# Leica M39 Adapter for M Mount?



## gordonbb (Apr 14, 2014)

I have a few Canon Rangefinder lenses I'm itching to try out on the M.

A 35 f/2.8





A 50 f/1.8




And a 100 f/3.5




I'm looking at various M39 to M-mount adapters. The Novaflex adapter at B&H is crazy expensive at over $150 US for what is, in essence, a metallic tube.

There is thison eBay and several other options in the $30 range on Amazon and other sites.

Anyone have any experience with less expensive options for adapting M39 screw-mount lenses?

I'll probably pull the trigger on the "adjustable" eBay version though the thought that the flange height is adjustable makes me a little nervous about the quality.

Have to load magic lantern and try out the focus peaking ...


----------



## gordonbb (Apr 18, 2014)

There are various options available.
The cream of the crop featuring German precision and engineering is the Novoflex EOS-M/lei available from BH for $156.99US and appears to be machined from a single block of metal and states that infinity focus will work so the height of the adapter is set to compensate for the differences in flange distance between the leica/canon S and the EOS M bodies.

Various other options from the Far East are available.

One option available for $30 Cdn from Amazon in Canada appears to mount flush with the body of the EOS M which leads me to suspect that the flange height differences have not been adequately compensated for. I have contacted the vendor asking if this adapter will allow infinity focus and have had an email in reply have not yet received an answer to the question.

There is also an adapter from Fotga for $33.10Cdn on Amazon in Canada which appears similar in height to the Novoflex and thus is likely to properly compensate for flange height differences.

Rainbow Imaging in New York have and adapter they sell for under $10US directly or through Amazon in the US or eBay.

While I love German engineering and have been lusting after Novoflex Macro Products for a few years I have decided to pull the trigger on the FOTGA and am ordering it through Amazon here in Canada. If the Rainbow Imaging adapter were available though Amazon in Canada I likely would have ordered that but ordering through Amazon US for delivery to Canada just adds complexity in Customs Brokerage and taxes that I'd rather not deal with.

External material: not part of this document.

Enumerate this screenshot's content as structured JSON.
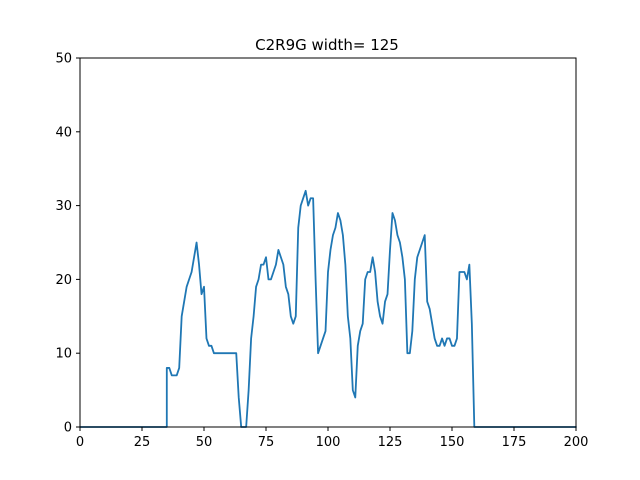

Update to follow once the adapter arrives...


----------



## gordonbb (May 12, 2014)

The FOTGA adapter arrived Friday and with a busy weekend I haven't had much time to play with it.

Infinity focus works.

Here is the head of the pack in our household:




Serenar 50mm, f/1.8, 1/60, ISO 3200

This image is definitely not as sharp in the center as the 85mm f/1.2 at f/1.8 but for a 60 year-old lens and Canon's first attempt at a fast fifty it's not too bad. Definitely a more solid lens than the current 50 f/1.8!

Here is the obligatory Duck Shot. This mallard was sitting on the tree in the foreground that had been felled by a beaver.




Serenar 35mm f/2.8 at f/8, ISO 100, 1/160

Images from this lens appear soft but I have not had an opportunity to try it on a tripod.

There is some interesting flare from this lens and the contrast is not nearly as good as current lenses.




Serenar 35mm f/2.8 at f/5.6 set for hyperfocal distance ISO 100, 1/1000 and shot from the hip.

Though the lens appears to be soft it has a somewhat dreamy characteristic.





Focusing wide open using the 10x zoom then setting the aperture to the desired value seems to work well. I haven't loaded Magic Lantern yet and am curious to see how well the focus peaking works.

And the camera looks sweet with the lens and universal finder on it.


----------